His previous ventures in the state started that way too: Gerics opened the Fairfield Comedy Club at The Circle Hotel as “a labor of love” in 2017 and has been putting on weekend shows in the hotel lobby ever since.

During the worst days of the pandemic, when indoor gatherings were a distant dream, Gerics held outdoor shows at the hotel that attracted big names like Pete Davidson and John Mulaney through the Connecticut Comedy Festival, his other local undertaking. Comedian Mike Birbiglia, who is college friends with Gerics, did an eight-night stint at the Fairfield Comedy Club during that same period where he workshopped new jokes off of flashcards.

If they could attract names big and small to a parking lot in Fairfield, Gerics and his partners — Emilio Savone, Jim Panels and Scott Lindner — are even surer about their odds in Stamford, he said.

“Fairfield has been fun,” he said. “We have a lot of fun there, but it’s limited. It’s got a downtown but it’s kind of a suburb. It’ll be nice to be in the heart of something with real action. That’s what we want.”

The future location provides the best of both worlds. For one, comedians in southern Connecticut will get a local place for shows down county instead of driving to the Stress Factory in Bridgeport. And the new spot is also closer to New York City, which means talent from “the biggest comedy hotspot in the world” could be more eager to cross the border for performances, he said.

Attracting talent from the big city can only take a club so far. Equally as important, Gerics said, is developing an organic scene for Connecticut and providing more a stable platform for local acts than he could at the Fairfield Comedy Club.

The city has not housed a full-time comedy club in three decades, though part-time operations have filled the gap. For years, Club Comedy of Stamford ran out of Mexican restaurant Hacienda Don Emilio. The Treehouse Comedy Club too hosted long-running events throughout the city. Today, the Stamford Comedy Club hosts pop-up events.

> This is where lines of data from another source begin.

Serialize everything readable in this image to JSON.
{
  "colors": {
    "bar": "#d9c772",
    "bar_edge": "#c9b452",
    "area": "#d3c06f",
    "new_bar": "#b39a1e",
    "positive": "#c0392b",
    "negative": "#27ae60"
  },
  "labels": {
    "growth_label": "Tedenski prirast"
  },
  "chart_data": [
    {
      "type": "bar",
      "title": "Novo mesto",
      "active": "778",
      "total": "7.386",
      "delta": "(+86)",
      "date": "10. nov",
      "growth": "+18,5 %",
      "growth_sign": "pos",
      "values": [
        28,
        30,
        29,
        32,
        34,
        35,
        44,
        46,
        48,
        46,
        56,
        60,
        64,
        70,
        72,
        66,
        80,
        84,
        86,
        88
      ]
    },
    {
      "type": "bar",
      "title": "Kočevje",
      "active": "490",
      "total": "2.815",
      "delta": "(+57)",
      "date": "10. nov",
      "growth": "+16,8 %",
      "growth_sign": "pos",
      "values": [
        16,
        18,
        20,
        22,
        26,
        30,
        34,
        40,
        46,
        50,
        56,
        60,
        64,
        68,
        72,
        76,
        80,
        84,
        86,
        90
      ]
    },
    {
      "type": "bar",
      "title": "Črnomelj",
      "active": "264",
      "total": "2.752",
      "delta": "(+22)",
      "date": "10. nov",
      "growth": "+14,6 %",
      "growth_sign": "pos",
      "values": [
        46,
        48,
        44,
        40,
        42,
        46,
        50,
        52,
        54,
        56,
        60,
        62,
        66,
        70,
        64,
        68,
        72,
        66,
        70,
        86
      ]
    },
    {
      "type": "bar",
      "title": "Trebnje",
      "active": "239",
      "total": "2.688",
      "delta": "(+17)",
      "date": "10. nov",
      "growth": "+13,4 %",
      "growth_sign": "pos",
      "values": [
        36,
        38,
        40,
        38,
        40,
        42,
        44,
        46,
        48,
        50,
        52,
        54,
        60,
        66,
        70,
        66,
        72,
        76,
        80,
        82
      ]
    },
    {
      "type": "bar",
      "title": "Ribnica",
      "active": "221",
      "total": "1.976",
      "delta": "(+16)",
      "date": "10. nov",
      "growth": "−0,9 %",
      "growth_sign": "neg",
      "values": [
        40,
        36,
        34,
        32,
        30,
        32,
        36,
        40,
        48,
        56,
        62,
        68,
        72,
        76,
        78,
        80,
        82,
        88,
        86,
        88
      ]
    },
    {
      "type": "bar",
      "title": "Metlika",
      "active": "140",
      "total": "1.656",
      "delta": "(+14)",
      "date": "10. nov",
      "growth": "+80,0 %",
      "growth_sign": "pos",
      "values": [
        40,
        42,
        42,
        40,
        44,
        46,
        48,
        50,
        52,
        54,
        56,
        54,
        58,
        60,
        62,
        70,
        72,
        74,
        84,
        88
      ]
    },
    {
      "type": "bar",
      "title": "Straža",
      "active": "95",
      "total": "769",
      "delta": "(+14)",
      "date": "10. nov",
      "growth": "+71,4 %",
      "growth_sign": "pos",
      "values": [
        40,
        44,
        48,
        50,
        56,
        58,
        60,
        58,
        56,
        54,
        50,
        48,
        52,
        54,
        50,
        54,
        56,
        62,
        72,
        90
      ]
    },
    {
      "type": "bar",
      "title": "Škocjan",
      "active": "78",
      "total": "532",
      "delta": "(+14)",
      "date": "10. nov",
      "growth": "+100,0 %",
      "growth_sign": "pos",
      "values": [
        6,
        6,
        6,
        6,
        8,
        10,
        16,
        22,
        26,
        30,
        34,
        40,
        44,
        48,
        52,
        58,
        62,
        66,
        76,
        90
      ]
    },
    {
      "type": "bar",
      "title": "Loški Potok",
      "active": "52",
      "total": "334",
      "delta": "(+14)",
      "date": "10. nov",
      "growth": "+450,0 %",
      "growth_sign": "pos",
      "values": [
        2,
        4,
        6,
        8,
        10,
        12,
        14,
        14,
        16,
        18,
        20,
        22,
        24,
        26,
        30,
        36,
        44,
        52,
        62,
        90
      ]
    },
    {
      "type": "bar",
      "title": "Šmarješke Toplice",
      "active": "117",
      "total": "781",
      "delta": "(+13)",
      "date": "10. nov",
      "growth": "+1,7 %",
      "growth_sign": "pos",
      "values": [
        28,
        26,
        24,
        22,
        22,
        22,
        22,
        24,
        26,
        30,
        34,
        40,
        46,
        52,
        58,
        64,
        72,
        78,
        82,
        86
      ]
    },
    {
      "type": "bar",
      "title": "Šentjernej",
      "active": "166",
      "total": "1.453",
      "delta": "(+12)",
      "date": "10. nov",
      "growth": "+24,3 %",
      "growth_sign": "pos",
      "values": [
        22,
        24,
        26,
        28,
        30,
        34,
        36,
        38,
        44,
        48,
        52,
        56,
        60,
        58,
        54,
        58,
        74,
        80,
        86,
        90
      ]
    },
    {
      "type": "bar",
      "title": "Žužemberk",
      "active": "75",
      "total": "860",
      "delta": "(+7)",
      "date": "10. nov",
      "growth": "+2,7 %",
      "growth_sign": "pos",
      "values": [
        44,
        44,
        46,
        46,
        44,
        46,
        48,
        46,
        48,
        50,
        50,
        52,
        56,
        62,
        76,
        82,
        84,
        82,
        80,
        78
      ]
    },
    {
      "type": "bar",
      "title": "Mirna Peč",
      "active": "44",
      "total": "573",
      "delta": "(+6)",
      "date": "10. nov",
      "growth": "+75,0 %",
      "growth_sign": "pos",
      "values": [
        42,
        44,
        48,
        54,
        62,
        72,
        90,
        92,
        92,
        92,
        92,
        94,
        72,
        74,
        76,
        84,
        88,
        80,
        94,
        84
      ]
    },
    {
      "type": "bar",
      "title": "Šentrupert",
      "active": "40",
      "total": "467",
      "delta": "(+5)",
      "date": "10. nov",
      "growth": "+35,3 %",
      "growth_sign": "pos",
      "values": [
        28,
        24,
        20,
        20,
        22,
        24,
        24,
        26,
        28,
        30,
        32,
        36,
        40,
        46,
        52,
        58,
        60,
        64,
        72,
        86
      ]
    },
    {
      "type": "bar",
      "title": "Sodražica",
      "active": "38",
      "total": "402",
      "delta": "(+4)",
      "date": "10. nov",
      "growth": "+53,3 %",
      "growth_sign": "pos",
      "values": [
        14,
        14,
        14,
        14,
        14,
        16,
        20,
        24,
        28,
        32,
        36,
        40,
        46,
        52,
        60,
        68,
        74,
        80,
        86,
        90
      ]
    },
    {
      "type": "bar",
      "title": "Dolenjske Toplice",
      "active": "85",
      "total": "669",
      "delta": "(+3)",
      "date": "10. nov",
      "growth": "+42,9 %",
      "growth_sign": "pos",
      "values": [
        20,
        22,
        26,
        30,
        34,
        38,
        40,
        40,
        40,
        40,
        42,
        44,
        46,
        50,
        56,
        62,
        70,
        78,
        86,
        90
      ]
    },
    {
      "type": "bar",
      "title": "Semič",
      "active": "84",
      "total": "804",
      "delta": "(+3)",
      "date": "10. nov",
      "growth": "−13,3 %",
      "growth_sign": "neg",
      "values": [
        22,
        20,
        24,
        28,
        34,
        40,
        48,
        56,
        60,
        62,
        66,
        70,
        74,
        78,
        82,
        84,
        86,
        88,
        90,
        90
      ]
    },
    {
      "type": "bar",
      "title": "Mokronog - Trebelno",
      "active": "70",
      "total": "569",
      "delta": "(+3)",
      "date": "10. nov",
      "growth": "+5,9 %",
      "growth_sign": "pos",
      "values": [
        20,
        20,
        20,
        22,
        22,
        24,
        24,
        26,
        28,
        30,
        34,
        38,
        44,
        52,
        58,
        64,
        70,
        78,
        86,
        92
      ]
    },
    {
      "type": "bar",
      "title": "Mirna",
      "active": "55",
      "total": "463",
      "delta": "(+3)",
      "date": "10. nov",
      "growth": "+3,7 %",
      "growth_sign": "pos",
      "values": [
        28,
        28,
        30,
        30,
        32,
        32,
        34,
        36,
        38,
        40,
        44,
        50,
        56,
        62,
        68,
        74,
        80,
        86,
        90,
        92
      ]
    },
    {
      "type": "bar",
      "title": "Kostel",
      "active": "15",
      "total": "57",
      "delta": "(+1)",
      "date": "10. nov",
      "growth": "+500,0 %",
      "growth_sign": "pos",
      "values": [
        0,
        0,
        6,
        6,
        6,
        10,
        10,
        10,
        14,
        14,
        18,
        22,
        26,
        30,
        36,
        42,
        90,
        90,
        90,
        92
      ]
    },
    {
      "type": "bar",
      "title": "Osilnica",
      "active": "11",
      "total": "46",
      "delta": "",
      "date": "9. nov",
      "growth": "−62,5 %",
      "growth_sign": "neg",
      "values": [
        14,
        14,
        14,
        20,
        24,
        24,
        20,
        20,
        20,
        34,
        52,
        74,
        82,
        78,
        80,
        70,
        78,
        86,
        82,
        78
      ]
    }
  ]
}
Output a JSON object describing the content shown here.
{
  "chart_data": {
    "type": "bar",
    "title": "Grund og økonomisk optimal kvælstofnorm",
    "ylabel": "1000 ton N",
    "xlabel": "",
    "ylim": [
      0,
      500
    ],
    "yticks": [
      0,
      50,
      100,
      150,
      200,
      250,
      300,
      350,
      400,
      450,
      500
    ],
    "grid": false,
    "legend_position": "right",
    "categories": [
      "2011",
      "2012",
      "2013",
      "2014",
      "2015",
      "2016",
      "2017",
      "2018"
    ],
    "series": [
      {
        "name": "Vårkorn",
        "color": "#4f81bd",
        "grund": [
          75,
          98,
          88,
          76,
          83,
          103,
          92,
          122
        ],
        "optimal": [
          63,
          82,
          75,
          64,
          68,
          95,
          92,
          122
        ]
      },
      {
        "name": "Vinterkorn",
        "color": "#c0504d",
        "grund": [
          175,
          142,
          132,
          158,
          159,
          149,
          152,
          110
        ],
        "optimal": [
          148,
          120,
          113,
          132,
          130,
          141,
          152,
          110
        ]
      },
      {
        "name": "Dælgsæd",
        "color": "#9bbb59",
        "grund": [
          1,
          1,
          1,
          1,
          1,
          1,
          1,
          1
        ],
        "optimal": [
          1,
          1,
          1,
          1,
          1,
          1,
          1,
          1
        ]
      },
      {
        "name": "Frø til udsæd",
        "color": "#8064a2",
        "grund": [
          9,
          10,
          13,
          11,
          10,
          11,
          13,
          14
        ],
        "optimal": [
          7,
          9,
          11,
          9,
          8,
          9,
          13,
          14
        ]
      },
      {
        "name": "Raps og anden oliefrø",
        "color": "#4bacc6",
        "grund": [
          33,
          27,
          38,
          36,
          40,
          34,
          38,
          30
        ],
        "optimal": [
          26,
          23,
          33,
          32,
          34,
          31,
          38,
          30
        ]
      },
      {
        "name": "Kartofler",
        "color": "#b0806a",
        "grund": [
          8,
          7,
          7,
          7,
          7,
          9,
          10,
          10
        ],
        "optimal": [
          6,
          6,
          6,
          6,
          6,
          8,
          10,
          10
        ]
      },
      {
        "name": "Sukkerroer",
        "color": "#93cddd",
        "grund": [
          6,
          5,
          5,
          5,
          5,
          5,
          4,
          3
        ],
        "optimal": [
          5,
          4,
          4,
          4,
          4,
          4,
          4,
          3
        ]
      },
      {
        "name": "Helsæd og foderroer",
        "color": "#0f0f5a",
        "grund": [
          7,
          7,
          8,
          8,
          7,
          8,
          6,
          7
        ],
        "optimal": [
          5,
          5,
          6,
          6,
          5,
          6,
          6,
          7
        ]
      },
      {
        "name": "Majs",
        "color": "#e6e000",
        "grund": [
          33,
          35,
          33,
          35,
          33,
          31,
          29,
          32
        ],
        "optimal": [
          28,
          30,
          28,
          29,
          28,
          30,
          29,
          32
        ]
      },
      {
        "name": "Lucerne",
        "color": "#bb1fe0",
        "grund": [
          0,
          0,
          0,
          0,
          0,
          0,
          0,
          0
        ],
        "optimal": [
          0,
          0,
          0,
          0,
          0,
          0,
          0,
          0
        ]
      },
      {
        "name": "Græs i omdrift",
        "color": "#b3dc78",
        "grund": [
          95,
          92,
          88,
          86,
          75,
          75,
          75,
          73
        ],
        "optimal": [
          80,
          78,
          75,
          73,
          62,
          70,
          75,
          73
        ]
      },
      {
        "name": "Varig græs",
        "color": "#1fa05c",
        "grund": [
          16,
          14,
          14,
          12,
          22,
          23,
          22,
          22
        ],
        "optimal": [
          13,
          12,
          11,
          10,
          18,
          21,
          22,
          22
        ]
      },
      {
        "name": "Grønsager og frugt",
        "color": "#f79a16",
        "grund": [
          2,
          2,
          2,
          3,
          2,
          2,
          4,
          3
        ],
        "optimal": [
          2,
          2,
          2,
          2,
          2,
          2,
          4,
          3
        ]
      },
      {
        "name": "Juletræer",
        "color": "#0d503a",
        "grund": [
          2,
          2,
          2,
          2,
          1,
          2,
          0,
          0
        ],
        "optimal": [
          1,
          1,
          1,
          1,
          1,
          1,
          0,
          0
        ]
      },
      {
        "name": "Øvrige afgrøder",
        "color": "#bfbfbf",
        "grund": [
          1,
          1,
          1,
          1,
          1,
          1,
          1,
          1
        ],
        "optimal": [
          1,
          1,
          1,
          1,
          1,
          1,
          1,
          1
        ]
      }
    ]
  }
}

Still, the last full-time club — the New Governor’s Comedy Shop — shuttered in 1991 after a series of financial troubles.

Before fans start crowding around the stage for late-night laughs, Gerics and company still have plenty of work to do. The space they will inhabit at the former YWCA is already set up as a restaurant. In the end, the owners want to make it more like a black box theater packed tight with tables.

Until that can happen and the Connecticut Comedy Club can open its doors, Gerics said he is pleased to be patient: Like every good joke, the payoff is best when you have to wait for the punchline.